Suppose that there exists a triple $(x,y,z)$ such that any of the three possible products $$xy,\;xz,\;yz$$ is negative. So their product should be negative as well. But $$(xy)(xz)(yz)=(xyz)^2$$ Contradiction.

Thanks to @Servaes for the collaboration.

Edit.

This property can be easily generalized to any set $S \subseteq\mathbb{R}$ containing more than two elements.

We want to prove that from any of those subsets it can be chosen a pair of elements $(x,y)\in S\times S$ such that $xy\ge 0$. Indeed suppose all pairs $(a,b)\in S\times S$ are such that $ab<0$ we could chose $(p,q)$ and $(p,r)$ such that $pq<0,\;pr<0$. So $(pq)(pr)>0$ which means $p^2(qr)>0$ and as $p^2>0$ we would have $qr>0$ in contradiction with the assumpt that all pair gave a negative product.


I'll assume that here that $a$, $b$ and $c$ must be nonzero, as otherwise the statement to prove is false.

You've treated two cases, but there are many more cases. As each of $a$, $b$ and $c$ is either positive or negative (you seem to exclude the possibility that the variables are $0$), there are $2^3=8$ cases to consider.
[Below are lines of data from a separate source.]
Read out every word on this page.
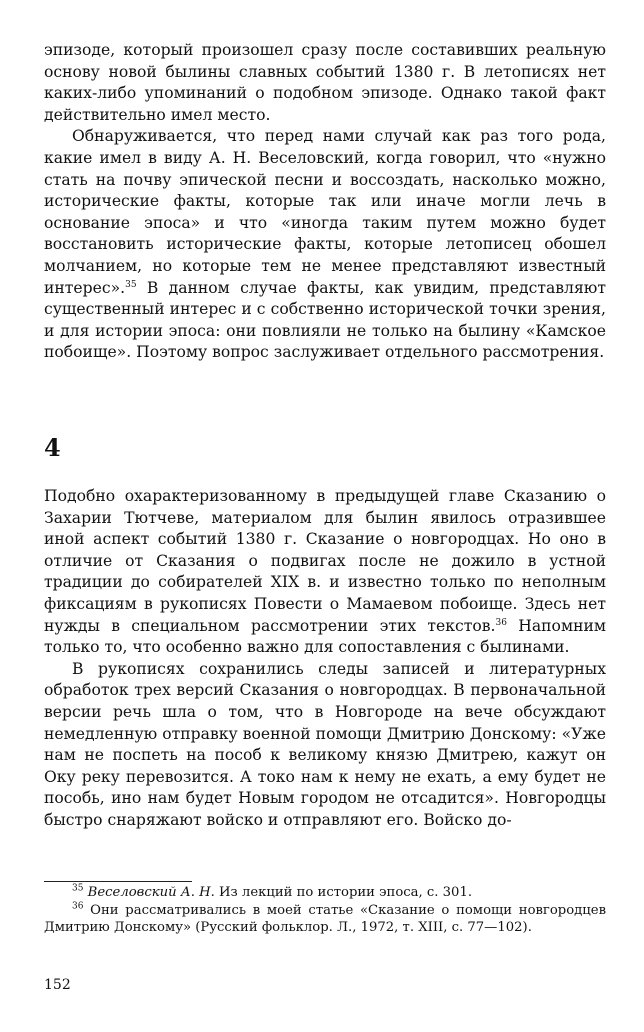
эпизоде, который произошел сразу после составивших реальную основу новой былины славных событий 1380 г. В летописях нет каких-либо упоминаний о подобном эпизоде. Однако такой факт действительно имел место.

Обнаруживается, что перед нами случай как раз того рода, какие имел в виду А. Н. Веселовский, когда говорил, что «нужно стать на почву эпической песни и воссоздать, насколько можно, исторические факты, которые так или иначе могли лечь в основание эпоса» и что «иногда таким путем можно будет восстановить исторические факты, которые летописец обошел молчанием, но которые тем не менее представляют известный интерес».$^{35}$ В данном случае факты, как увидим, представляют существенный интерес и с собственно исторической точки зрения, и для истории эпоса: они повлияли не только на былину «Камское побоище». Поэтому вопрос заслуживает отдельного рассмотрения.

4

Подобно охарактеризованному в предыдущей главе Сказанию о Захарии Тютчеве, материалом для былин явилось отразившее иной аспект событий 1380 г. Сказание о новгородцах. Но оно в отличие от Сказания о подвигах после не дожило в устной традиции до собирателей XIX в. и известно только по неполным фиксациям в рукописях Повести о Мамаевом побоище. Здесь нет нужды в специальном рассмотрении этих текстов.$^{36}$ Напомним только то, что особенно важно для сопоставления с былинами.

В рукописях сохранились следы записей и литературных обработок трех версий Сказания о новгородцах. В первоначальной версии речь шла о том, что в Новгороде на вече обсуждают немедленную отправку военной помощи Дмитрию Донскому: «Уже нам не поспеть на пособ к великому князю Дмитрею, кажут он Оку реку перевозится. А токо нам к нему не ехать, а ему будет не пособь, ино нам будет Новым городом не отсадится». Новгородцы быстро снаряжают войско и отправляют его. Войско до-

$^{35}$ Веселовский А. Н. Из лекций по истории эпоса, с. 301.

$^{36}$ Они рассматривались в моей статье «Сказание о помощи новгородцев Дмитрию Донскому» (Русский фольклор. Л., 1972, т. XIII, с. 77—102).

152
Of course this is cumbersome, and it is not the way to go about things.

One way to reduce the number of cases, is to consider the number of negative variables among $a$, $b$ and $c$. This leaves just $4$ cases to consider. Another approach is the following:

The product of two nonzero real numbers is positive if and only if their signs agree. By the pigeonhole principle, given three nonzero real numbers, there must be two with the same sign. So you can pick two of them so that their product is positive.
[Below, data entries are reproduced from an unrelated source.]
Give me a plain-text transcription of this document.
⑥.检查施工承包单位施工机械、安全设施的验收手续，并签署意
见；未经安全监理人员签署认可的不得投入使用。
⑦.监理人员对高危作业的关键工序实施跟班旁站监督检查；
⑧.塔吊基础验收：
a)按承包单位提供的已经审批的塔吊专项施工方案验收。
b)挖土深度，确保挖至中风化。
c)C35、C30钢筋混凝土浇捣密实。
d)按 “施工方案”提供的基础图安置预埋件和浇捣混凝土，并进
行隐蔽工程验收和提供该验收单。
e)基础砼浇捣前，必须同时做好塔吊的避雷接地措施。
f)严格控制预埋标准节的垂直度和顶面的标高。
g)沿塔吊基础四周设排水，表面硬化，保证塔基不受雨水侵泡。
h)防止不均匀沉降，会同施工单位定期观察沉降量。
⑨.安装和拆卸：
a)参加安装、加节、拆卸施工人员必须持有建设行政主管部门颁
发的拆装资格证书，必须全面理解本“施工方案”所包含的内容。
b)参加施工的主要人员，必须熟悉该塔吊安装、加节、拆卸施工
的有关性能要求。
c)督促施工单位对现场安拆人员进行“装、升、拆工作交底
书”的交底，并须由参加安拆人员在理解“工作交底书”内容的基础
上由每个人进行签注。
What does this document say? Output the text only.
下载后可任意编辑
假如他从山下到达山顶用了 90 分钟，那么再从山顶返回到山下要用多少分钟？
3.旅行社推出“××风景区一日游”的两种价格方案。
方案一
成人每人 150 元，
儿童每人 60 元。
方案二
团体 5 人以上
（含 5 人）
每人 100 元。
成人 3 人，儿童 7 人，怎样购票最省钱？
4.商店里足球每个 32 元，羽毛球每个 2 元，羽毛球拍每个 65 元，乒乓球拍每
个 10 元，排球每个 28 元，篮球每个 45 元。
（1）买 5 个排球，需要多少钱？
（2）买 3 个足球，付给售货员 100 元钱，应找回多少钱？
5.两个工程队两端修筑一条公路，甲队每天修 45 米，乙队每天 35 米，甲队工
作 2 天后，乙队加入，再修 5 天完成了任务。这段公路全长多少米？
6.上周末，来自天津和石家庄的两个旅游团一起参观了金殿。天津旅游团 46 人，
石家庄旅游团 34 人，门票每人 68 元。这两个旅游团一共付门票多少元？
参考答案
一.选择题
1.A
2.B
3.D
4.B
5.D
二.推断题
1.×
Edit: Another way to keep the statement to prove from being false is to interpret positive as meaning nonnegative. Then the numbers $a$, $b$ and $c$ may equal $0$, but of course in this case the product is also $0$.


Have you ever heard the puzzle if you have a drawer full of black and blue socks and you are blindfolded and need to pull out a pair of matching socks, how many do you need to pull?

Answer: $3$.

If you only have $2$ categories for things to be (blue or blue) and you pull out $3$ off them, as you can't have all $3$ items be different because you have more items then categories so at least $2$ must be in the same category. And if you want to spell it out; you can have all three socks black (and you have more than two matching socks); you can have two black and one blue (and you have a pair of matching black socks); you can have one black and two blue (and you have one pair of matching blue socks); or you can have three blue socks (and you have more than one pair of matching socks).

This is the exact same thing. All real numbers are either 1) negative or 2) not negative. So if you draw three real numbers at random the at least two of the them will be the same type.

If you have at least two negatives, then their product is the product of two negatives. That is positive, and so the product is non negatives.

If you don't have at least two negatives, then you have at most one negative and you have at least two numbers that are not negative. If you multiply two non-negative numbers together you can not get a negative number. (Either they are both positive; or one is zero; or both are zero-- in any case the product can not be negative.)